My stomach filled with acid. She only called me that when she wanted something, the term of endearment poison on her lips.
“You should have stayed hidden, my dear.” Her teeth were streaked with crimson, the cavernous ruin of her chest seeping blood. “The witches were easy enough to manipulate. They wanted the Lord too badly to understand the cost of my help.”
Things clicked into place.

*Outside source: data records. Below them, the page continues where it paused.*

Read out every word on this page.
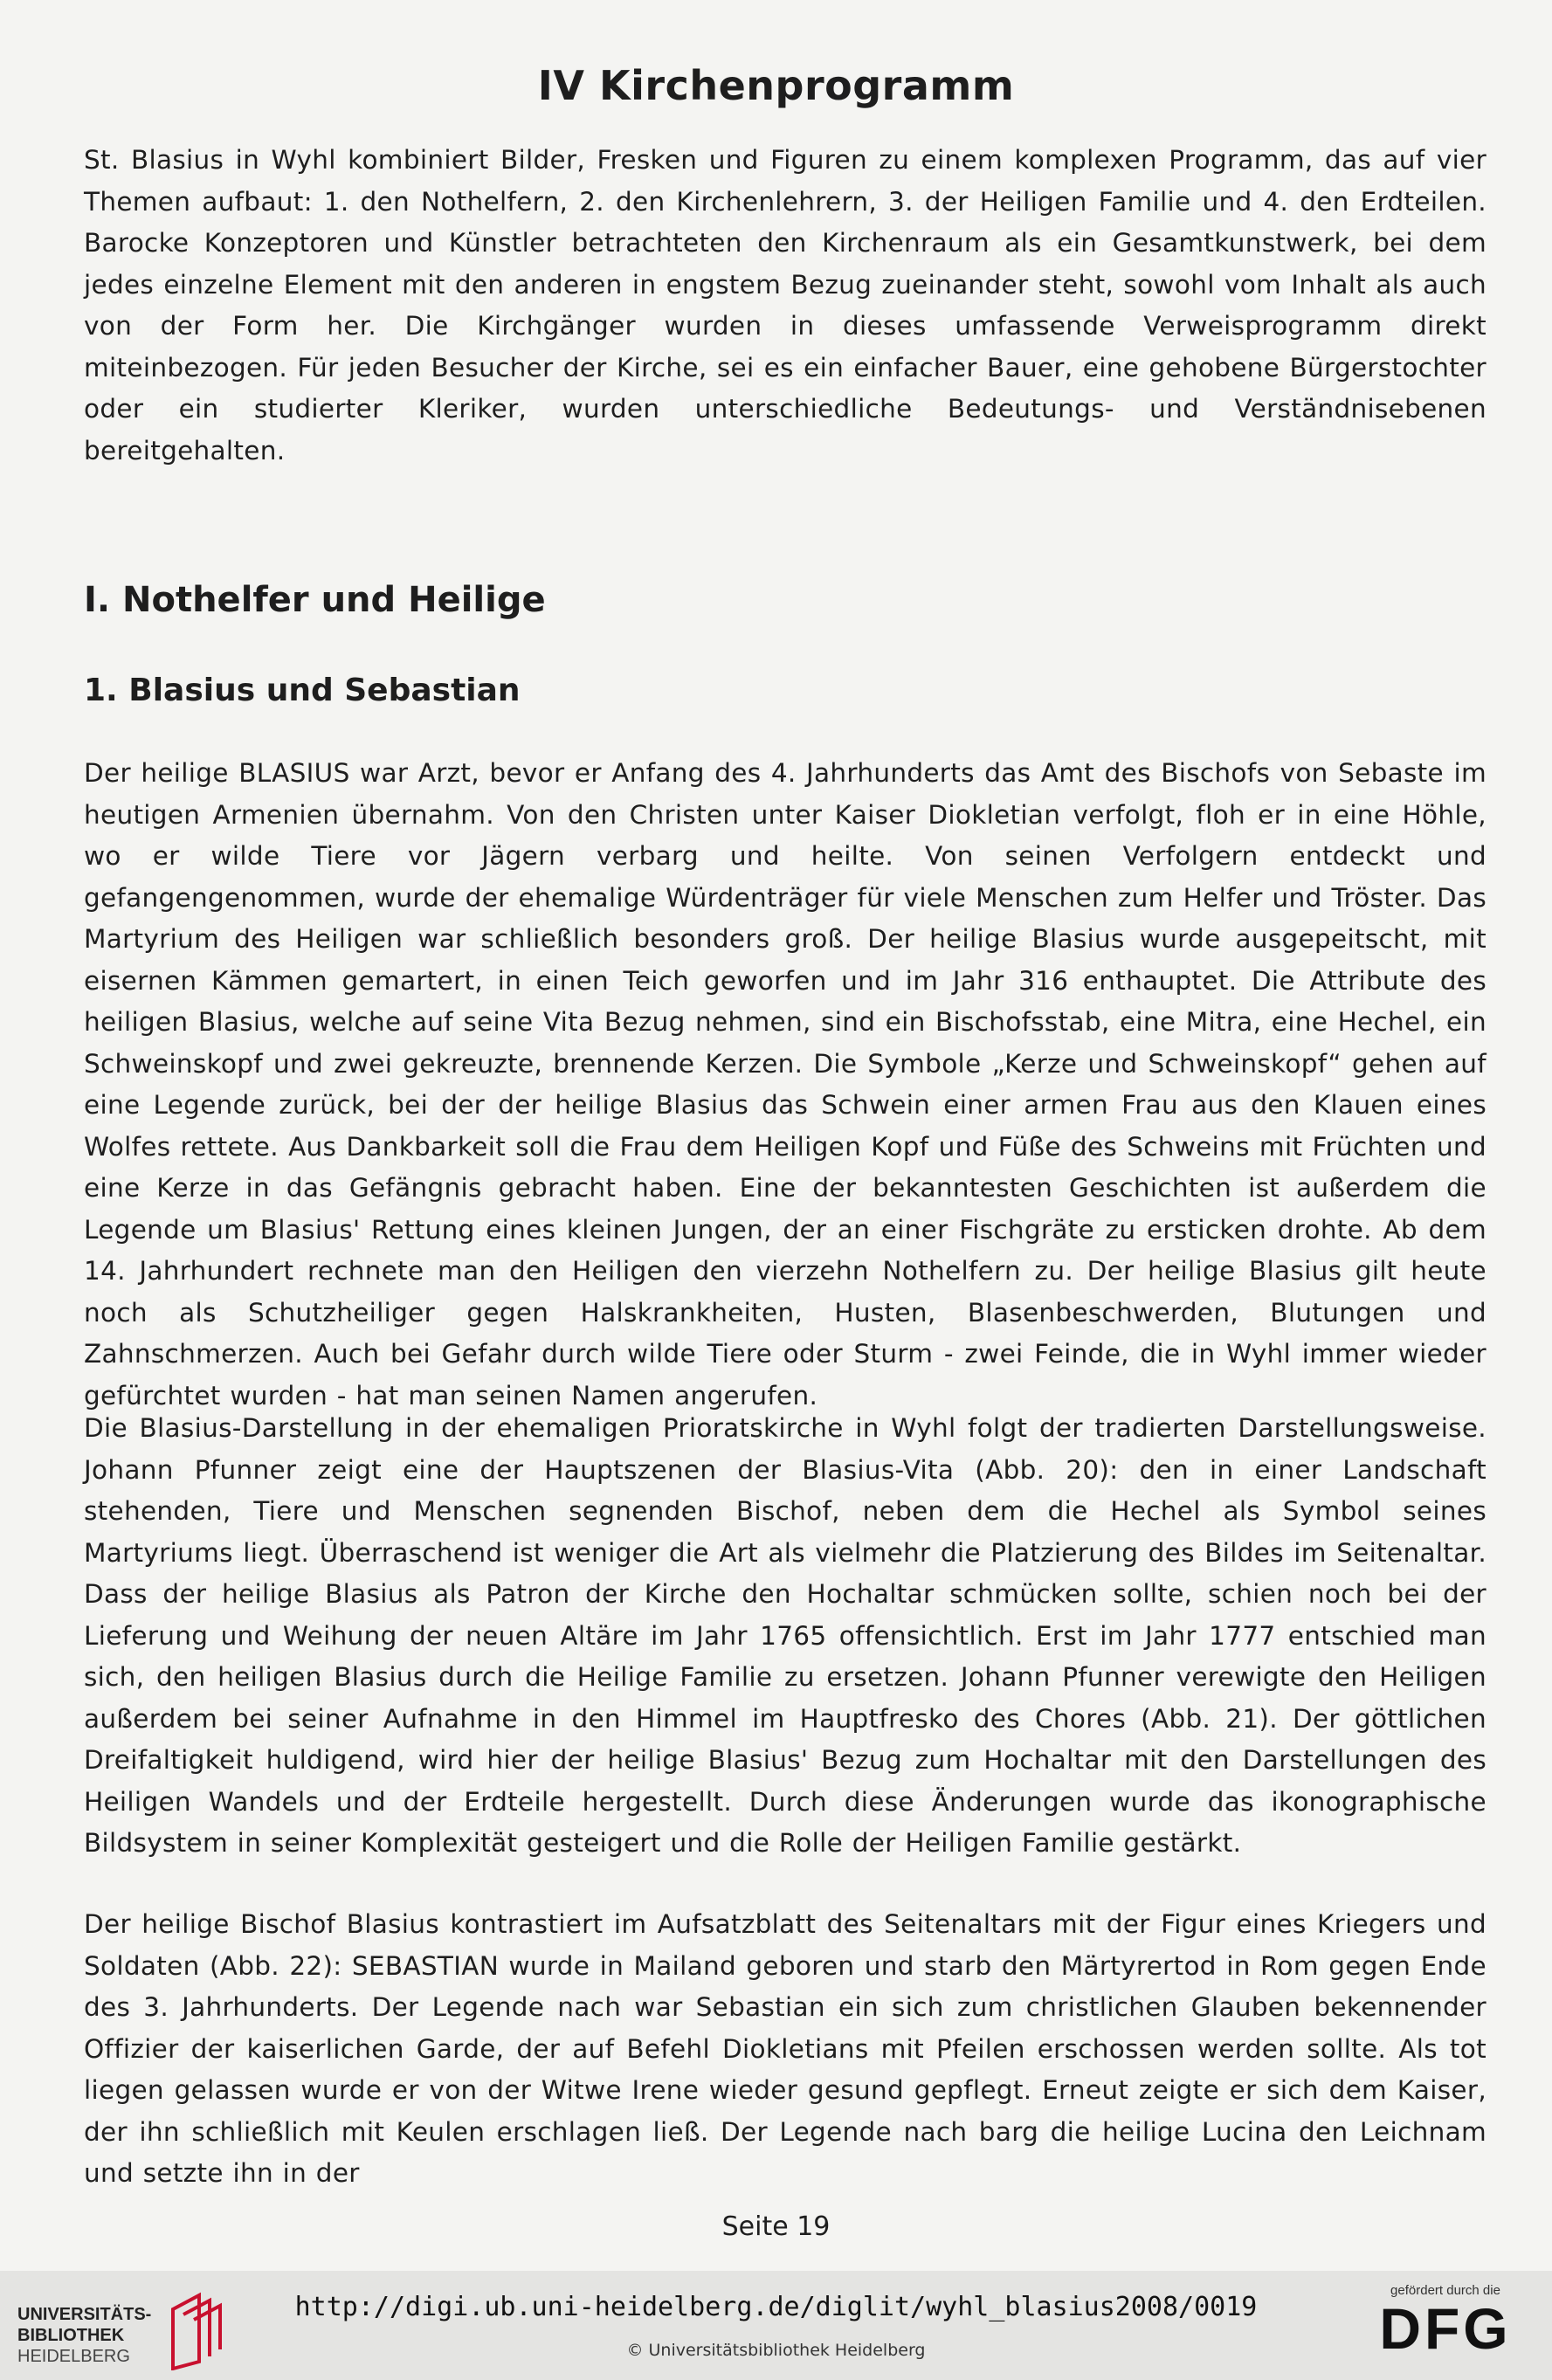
IV Kirchenprogramm

St. Blasius in Wyhl kombiniert Bilder, Fresken und Figuren zu einem komplexen Programm, das auf vier Themen aufbaut: 1. den Nothelfern, 2. den Kirchenlehrern, 3. der Heiligen Familie und 4. den Erdteilen. Barocke Konzeptoren und Künstler betrachteten den Kirchenraum als ein Gesamtkunstwerk, bei dem jedes einzelne Element mit den anderen in engstem Bezug zueinander steht, sowohl vom Inhalt als auch von der Form her. Die Kirchgänger wurden in dieses umfassende Verweisprogramm direkt miteinbezogen. Für jeden Besucher der Kirche, sei es ein einfacher Bauer, eine gehobene Bürgerstochter oder ein studierter Kleriker, wurden unterschiedliche Bedeutungs- und Verständnisebenen bereitgehalten.

I. Nothelfer und Heilige
1. Blasius und Sebastian

Der heilige BLASIUS war Arzt, bevor er Anfang des 4. Jahrhunderts das Amt des Bischofs von Sebaste im heutigen Armenien übernahm. Von den Christen unter Kaiser Diokletian verfolgt, floh er in eine Höhle, wo er wilde Tiere vor Jägern verbarg und heilte. Von seinen Verfolgern entdeckt und gefangengenommen, wurde der ehemalige Würdenträger für viele Menschen zum Helfer und Tröster. Das Martyrium des Heiligen war schließlich besonders groß. Der heilige Blasius wurde ausgepeitscht, mit eisernen Kämmen gemartert, in einen Teich geworfen und im Jahr 316 enthauptet. Die Attribute des heiligen Blasius, welche auf seine Vita Bezug nehmen, sind ein Bischofsstab, eine Mitra, eine Hechel, ein Schweinskopf und zwei gekreuzte, brennende Kerzen. Die Symbole „Kerze und Schweinskopf“ gehen auf eine Legende zurück, bei der der heilige Blasius das Schwein einer armen Frau aus den Klauen eines Wolfes rettete. Aus Dankbarkeit soll die Frau dem Heiligen Kopf und Füße des Schweins mit Früchten und eine Kerze in das Gefängnis gebracht haben. Eine der bekanntesten Geschichten ist außerdem die Legende um Blasius' Rettung eines kleinen Jungen, der an einer Fischgräte zu ersticken drohte. Ab dem 14. Jahrhundert rechnete man den Heiligen den vierzehn Nothelfern zu. Der heilige Blasius gilt heute noch als Schutzheiliger gegen Halskrankheiten, Husten, Blasenbeschwerden, Blutungen und Zahnschmerzen. Auch bei Gefahr durch wilde Tiere oder Sturm - zwei Feinde, die in Wyhl immer wieder gefürchtet wurden - hat man seinen Namen angerufen.

Die Blasius-Darstellung in der ehemaligen Prioratskirche in Wyhl folgt der tradierten Darstellungsweise. Johann Pfunner zeigt eine der Hauptszenen der Blasius-Vita (Abb. 20): den in einer Landschaft stehenden, Tiere und Menschen segnenden Bischof, neben dem die Hechel als Symbol seines Martyriums liegt. Überraschend ist weniger die Art als vielmehr die Platzierung des Bildes im Seitenaltar. Dass der heilige Blasius als Patron der Kirche den Hochaltar schmücken sollte, schien noch bei der Lieferung und Weihung der neuen Altäre im Jahr 1765 offensichtlich. Erst im Jahr 1777 entschied man sich, den heiligen Blasius durch die Heilige Familie zu ersetzen. Johann Pfunner verewigte den Heiligen außerdem bei seiner Aufnahme in den Himmel im Hauptfresko des Chores (Abb. 21). Der göttlichen Dreifaltigkeit huldigend, wird hier der heilige Blasius' Bezug zum Hochaltar mit den Darstellungen des Heiligen Wandels und der Erdteile hergestellt. Durch diese Änderungen wurde das ikonographische Bildsystem in seiner Komplexität gesteigert und die Rolle der Heiligen Familie gestärkt.

Der heilige Bischof Blasius kontrastiert im Aufsatzblatt des Seitenaltars mit der Figur eines Kriegers und Soldaten (Abb. 22): SEBASTIAN wurde in Mailand geboren und starb den Märtyrertod in Rom gegen Ende des 3. Jahrhunderts. Der Legende nach war Sebastian ein sich zum christlichen Glauben bekennender Offizier der kaiserlichen Garde, der auf Befehl Diokletians mit Pfeilen erschossen werden sollte. Als tot liegen gelassen wurde er von der Witwe Irene wieder gesund gepflegt. Erneut zeigte er sich dem Kaiser, der ihn schließlich mit Keulen erschlagen ließ. Der Legende nach barg die heilige Lucina den Leichnam und setzte ihn in der

Seite 19
UNIVERSITÄTS-
BIBLIOTHEK
HEIDELBERG
http://digi.ub.uni-heidelberg.de/diglit/wyhl_blasius2008/0019
© Universitätsbibliothek Heidelberg
gefördert durch die
DFG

She must be feeding from the witches’ life force. Made sense if she survived Cernunnos coming after her.
“Stay there,” I barked when she took another step.
Minka heeded my warning. She hesitated, unsure what I might be able to do to her. Vampires had a stable of powers, but much like the Lords, all of them had one special gift. Some could mesmerize anything that breathed. Others could fly. Some had invisibility.
Few spoke about their unholy powers.
I had one. If I revealed my gift, Cernunnos might be conscious enough to remember what I could do.
If I didn’t, we both might die.
The god’s fingers twitched. He licked his lips. Keeping a careful eye on Minka, I bent closer.
“Drink,” he whispered, so low only I could hear him.
My eyes snapped to him. “No.”
“I do not have enough power to move us. You must.”
Tears filled my eyes. “How?” How could I have known what I was or what I could do?
“Drink,” he commanded.
I saw no other way out. My mother took a few cautious steps forward, her eyes narrowing as she strained to listen.
“Cernunnos...”
He grimaced in pain as he tilted his neck. My mother took another step closer.
Running out of time, I dipped my head and struck like a viper.